Strengthens the core and leg muscles. Cross country over hills and valleys is not recommended for an already damaged back, the vibrations would be too strong. People with sensitive backs should prefer light bikes with a low step.

A well-suspended saddle is gentle on the back. The height of the seat, the position and inclination of the saddle, the height and inclination of the handlebars, as well as the length of the seat, must be adjusted so that the backrest is straight. A forward leaning athletic stance, on the other hand, is not good for the back – many racing cyclists struggle with back problems.

4. The dance

It trains the muscle groups of the whole body, improves endurance, coordination and posture. To maintain balance, dancers must tighten the muscles in the legs, pelvic floor, and back.

Those who want to dance without a partner, but not alone, can sign up for Zumba, Latin cardio or salsa aerobic classes, practices that help improve posture and endurance.

5. Aquafitness for the back

When moving against the water resistance you must use a lot of force. In this way the muscles become incredibly strong. At the same time, buoyancy relieves the load on the spine and joints. This makes aquafitness or water gymnastics especially suitable for people who are overweight.

Strengthen your back muscles with weights

One of the success factors of fitness gyms is that the activity can be tailored very specifically to special interests and needs, thanks to the work of physical therapists and personal trainers.

For example, specific training with machines and weights can be performed to strengthen the muscles, tendons, ligaments and bones related to the back. You can also develop muscles in specific ways. Ideally, strength machine exercises are based on an individual training plan, which can be designed by physical therapists and rehabilitation physicians.

At the beginning of back training, the degree of mobility of the different parts of the spine can be determined, as well as the strength of all major muscle groups. A specific program is designed and after a few weeks the changes achieved are evaluated.

Strengthen your back with quiet activities

Pilates

This discipline is based on the strengthening of the body center, made up of abdominal muscles, lumbar muscles and buttocks.

The exercises, performed slowly and with concentration, reach deep muscles, including around the spine. Training improves physical strength, flexibility, balance, and coordination. The posture becomes more upright and elegant.

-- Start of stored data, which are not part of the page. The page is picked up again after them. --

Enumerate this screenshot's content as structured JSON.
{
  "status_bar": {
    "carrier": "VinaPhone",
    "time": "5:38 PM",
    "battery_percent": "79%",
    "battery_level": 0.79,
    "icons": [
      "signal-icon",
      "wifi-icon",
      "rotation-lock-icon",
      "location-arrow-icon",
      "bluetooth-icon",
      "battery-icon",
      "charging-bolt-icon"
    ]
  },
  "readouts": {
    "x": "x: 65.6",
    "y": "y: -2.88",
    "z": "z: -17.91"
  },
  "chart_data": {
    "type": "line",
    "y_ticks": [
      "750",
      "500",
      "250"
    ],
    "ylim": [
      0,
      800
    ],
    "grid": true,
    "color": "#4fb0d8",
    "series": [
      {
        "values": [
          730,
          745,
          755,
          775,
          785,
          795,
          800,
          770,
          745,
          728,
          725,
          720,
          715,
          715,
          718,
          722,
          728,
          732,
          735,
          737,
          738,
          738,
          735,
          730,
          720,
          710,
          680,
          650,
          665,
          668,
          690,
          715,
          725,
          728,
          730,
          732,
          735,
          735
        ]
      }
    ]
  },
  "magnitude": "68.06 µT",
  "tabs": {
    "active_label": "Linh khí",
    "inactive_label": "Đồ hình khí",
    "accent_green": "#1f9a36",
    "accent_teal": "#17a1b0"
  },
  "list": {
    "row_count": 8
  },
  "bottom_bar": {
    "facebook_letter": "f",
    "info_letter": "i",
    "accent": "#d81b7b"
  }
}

Pilates exercises can be done with special equipment or on the mat. The level of difficulty increases according to the level of training. If the exercises are done correctly, the benefits can be appreciated relatively quickly.

Yoga

In yoga there are many exercises (asanas) that strengthen the back and abdominal muscles, for both beginners and advanced.

The most famous form of yoga is hatha yoga. This method considers flexibility, harmony of the body, breathing and nutrition as the basis of physical and mental well-being.

If you suffer from back pain and especially if you have a diagnosed back disorder, such as lordosis, scoliosis or hernias, go to a yoga instructor with knowledge of physical therapy and anatomy to achieve the best results.

Tai Chi

With the help of this traditional Chinese gymnastics, characterized by fluid and slow movements, the entire body is gently toned. Tai Chi strengthens muscles, stamina, and coordination.

It also reduces stress and works body awareness, so that we learn to reduce the effort we make when practicing any movement.

Chi kung

Typical of this method are exercises without moving from the site that are combined with breathing and meditation.

The exercises relieve the spine and the joints. If chi kung is done correctly, one cannot be hurt or overloaded. Therefore, it is suitable for everyone. It is an especially suitable practice to finish any other physical activity.